No one should be surprised by the polls showing that close to 90 percent of Americans are satisfied with the performance of their selected President, or that close to 80 percent of the citizenry applaud his Administration's seat-of-the-pants management of an undeclared war. After all, most Americans get their information from media that have pledged to give the American people only the President's side of the story. CNN chief Walter Isaacson distributed a memo effectively instructing the network's domestic newscasts to be sugarcoated in order to maintain popular support for the President and his war. Fox News anchors got into a surreal competition to see who could wear the largest American flag lapel pin. Dan Rather, the man who occupies the seat Walter Cronkite once used to tell Lyndon Johnson the Vietnam War was unwinnable, now says, "George Bush is the President…. he wants me to line up, just tell me where."
No, we should not be surprised that a "just tell me where" press has managed to undermine debate at precisely the time America needs it most–but we should be angry. The role that US newsmedia have played in narrowing and warping the public discourse since September 11 provides dramatic evidence of the severe limitations of contemporary American journalism, and this nation's media system, when it comes to nurturing a viable democratic and humane society. It is now time to act upon that anger to forge a broader, bolder and more politically engaged movement to reform American media.
The base from which such a movement could spring has already been built. Indeed, the current crisis comes at a critical moment for media reform politics. Since the middle 1980s, when inept and disingenuous reporting on US interventions in Central America provoked tens of thousands of Americans to question the role media were playing in manufacturing consent, media activism has had a small but respectable place on the progressive agenda. The critique has gone well beyond complaints about shoddy journalism to broad expressions of concern about hypercommercial, corporate-directed culture and the corruption of communications policy-making by special-interest lobbies and pliable legislators.

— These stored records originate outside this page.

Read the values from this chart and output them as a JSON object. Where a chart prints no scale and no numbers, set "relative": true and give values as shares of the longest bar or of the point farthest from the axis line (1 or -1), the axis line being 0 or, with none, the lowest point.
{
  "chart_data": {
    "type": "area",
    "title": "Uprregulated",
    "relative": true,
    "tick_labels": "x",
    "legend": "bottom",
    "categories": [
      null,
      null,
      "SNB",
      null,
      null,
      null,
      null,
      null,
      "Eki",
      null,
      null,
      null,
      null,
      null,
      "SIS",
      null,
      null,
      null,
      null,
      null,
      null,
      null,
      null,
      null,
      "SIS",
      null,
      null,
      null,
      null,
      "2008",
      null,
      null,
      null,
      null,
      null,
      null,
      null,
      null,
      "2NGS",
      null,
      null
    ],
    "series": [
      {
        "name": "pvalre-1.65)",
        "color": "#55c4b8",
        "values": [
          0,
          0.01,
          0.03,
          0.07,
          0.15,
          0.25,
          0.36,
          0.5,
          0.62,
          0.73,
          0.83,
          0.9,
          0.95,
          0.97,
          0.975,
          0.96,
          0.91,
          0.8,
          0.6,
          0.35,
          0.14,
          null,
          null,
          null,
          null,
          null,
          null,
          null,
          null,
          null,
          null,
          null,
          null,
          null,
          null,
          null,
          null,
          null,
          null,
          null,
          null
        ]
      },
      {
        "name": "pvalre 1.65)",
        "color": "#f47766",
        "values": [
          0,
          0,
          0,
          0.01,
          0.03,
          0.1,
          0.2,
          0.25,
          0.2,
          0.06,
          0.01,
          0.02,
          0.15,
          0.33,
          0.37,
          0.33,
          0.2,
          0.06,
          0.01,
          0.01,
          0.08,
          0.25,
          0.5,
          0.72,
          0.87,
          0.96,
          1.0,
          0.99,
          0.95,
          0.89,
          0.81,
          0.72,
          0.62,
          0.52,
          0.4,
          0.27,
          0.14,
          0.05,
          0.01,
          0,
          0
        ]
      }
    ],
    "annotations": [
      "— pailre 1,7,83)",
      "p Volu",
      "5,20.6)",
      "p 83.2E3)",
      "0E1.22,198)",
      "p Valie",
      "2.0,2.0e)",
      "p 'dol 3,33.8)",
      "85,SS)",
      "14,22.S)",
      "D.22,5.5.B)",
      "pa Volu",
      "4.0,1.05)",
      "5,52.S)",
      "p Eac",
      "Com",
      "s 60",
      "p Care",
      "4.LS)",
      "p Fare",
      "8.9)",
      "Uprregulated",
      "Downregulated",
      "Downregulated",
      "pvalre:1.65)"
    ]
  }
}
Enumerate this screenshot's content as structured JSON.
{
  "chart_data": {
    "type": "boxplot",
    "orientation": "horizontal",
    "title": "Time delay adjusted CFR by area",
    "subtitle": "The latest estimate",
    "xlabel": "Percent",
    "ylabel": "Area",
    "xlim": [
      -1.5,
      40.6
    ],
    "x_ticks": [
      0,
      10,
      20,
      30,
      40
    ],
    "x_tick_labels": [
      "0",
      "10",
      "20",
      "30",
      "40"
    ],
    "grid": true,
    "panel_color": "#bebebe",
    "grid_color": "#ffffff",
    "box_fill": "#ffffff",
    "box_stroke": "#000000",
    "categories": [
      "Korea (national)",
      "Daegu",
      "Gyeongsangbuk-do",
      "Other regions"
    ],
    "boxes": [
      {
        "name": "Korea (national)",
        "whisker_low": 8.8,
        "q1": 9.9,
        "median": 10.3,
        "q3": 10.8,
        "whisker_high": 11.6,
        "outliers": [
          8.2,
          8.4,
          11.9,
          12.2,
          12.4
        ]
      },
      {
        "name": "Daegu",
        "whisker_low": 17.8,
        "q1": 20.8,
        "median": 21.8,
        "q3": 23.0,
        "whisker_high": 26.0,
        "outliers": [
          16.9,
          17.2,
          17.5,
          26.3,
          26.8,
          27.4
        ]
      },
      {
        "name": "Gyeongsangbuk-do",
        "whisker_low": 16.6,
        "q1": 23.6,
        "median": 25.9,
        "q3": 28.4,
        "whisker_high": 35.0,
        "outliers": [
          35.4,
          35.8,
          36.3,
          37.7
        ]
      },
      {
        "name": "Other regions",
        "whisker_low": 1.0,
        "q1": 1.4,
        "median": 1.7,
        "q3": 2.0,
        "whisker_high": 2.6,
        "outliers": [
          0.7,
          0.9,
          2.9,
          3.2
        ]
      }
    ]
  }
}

Crucial organizations such as Fairness & Accuracy In Reporting (FAIR), the Institute for Public Accuracy, the MediaChannel, Media Alliance and the Media Education Foundation have emerged over the past two decades. Acting as mainstream media watchdogs while pointing engaged Americans toward valuable alternative fare, these groups have raised awareness that any democratic reform in the United States must include media reform. Although it is hardly universal even among progressives, there is increasing recognition that media reform can no longer be dismissed as a "dependent variable" that will fall into place once the more important struggles have been won. People are beginning to understand that unless we make headway with the media, the more important struggles will never be won.
On the advocacy front, Citizens for Independent Public Broadcasting and People for Better TV are pushing to improve public broadcasting and to tighten regulation of commercial broadcasting. Commercial Alert organizes campaigns against the commercialization of culture, from sports and museums to literature and media. The Center for Digital Democracy and the Media Access Project both work the corridors of power in Washington to win recognition of public-interest values under extremely difficult circumstances. These groups have won some important battles, particularly on Internet privacy issues.